Though Santoro's desperate act seems unimaginable 28 years after Roe vs. Wade, the climate toward abortion in the 1950s and 1960s drove other women to similar extremes, said Susan Porter Benson, associate professor of women's history at the University of Connecticut in Storrs.

"The fact is that the more anti-abortion laws were enforced, the more women were forced to use unsafe back-alley providers ... and many, many women died from illegal back-alley abortions," Porter Benson said. "(And) that would have been just about the worst time because there was a real crackdown after World War II. They had hospital committees to determine whether you could have an abortion in a hospital and they would say things like you could have one if you agreed to surgical sterilization.

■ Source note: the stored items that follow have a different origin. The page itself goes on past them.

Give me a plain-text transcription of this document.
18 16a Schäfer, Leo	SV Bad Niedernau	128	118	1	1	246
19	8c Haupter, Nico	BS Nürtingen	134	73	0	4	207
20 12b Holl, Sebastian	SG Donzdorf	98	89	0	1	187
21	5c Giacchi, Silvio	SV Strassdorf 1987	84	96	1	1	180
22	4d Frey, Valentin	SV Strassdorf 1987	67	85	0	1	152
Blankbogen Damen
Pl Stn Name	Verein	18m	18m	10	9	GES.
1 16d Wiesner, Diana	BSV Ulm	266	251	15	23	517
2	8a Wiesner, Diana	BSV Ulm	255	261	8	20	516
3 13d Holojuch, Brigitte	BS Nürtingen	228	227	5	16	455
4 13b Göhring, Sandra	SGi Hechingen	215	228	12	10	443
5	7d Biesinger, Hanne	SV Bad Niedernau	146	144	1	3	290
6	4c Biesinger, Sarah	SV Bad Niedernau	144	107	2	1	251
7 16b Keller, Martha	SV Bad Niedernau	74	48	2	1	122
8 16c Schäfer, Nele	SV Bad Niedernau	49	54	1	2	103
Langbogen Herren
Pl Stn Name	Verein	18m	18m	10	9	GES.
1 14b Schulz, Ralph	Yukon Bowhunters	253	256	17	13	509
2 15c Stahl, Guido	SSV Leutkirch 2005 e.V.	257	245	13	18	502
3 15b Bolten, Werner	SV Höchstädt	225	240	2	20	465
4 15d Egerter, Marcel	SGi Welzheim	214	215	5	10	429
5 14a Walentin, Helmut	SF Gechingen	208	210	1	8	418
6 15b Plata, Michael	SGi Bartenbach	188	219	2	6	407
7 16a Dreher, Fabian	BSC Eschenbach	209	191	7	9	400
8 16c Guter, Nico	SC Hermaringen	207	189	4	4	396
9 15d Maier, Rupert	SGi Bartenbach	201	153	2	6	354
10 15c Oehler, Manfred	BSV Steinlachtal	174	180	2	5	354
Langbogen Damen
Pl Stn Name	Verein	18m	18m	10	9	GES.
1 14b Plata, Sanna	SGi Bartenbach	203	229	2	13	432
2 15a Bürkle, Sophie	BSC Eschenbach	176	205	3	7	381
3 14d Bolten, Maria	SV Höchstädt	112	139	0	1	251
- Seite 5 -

"All these terrorizing kinds of things. It wasn't the illegality of abortion, but the terrorizing enforcement of abortion laws that made women unsafe."

While abortion foes concede the tragedy of cases like Gerri Santoro's, they say the number of deaths that actually occurred prior to 1973 has been exaggerated by the pro-choice faction.

The National Abortion and Reproductive Rights Action League contends that between 5,000 and 10,000 women routinely died each year from illegal abortion attempts.

Those figures are disputed by abortion opponents, some of whom say abortion actually kills more women today than before the procedure was legal.

"Abortion since Roe vs. Wade is much more dangerous than it was before. The number of women who die from legal abortions is much higher," said Joseph Collison, pro-life director for the Roman Catholic Diocese of Norwich, citing statistics gathered by Dr. Bernard Nathanson, a pro-choice pioneer who has since become a pro-life advocate.

Though impartial figures on abortion related-deaths before or after Roe vs. Wade are hard to come by, the Center for Disease Control estimates that, between 1972 and 1990, a total of 365 women died from abortion complications, or 1.3 percent of all women who underwent the procedure.

Pro-lifers further argue that even if the NARRAL figures on illegal abortion deaths are accurate, they pale in comparison to the 1.5 million unborn "babies" killed each year through legal abortions.

Sounding that message, abortion opponents rally nearly daily at the Norwich office of Planned Parenthood on Case Street, a stone's throw from the hotel where Gerri Santoro died.

An important symbol

Though the fundamental philosophical debate at the core of the abortion issue is likely never to be resolved, the image of Gerri Santoro's lifeless body remains an important symbol for one camp in the ongoing argument.

In fact, it's on view daily online (http://www.sapphireblue.com/25years/) part of an extensive pro-choice Web ring run by Michele Kinsey-Clinton of Washington, D.C.

"Even though I was born three years after Roe vs. Wade and can't remember a time when abortion wasn't legal, I've always felt very strongly about this issue," said Kinsey-Clinton, 25. "I first read about the picture online without seeing it and was determined to find a copy. The impact is undeniable."

Though disturbing, the image of Gerri Santoro on the floor of the Norwich Motel should remain in the public eye as long as the debate over abortion rights continues, said Elaine Werner, executive director of the Connecticut National Abortion Rights Action League.

"Certainly for a younger generation, the discovery of this photo might be a rude awakening, and a very timely thing given President Bush's position on abortion," Werner said. "Could we ever go back to that? Yes, we could."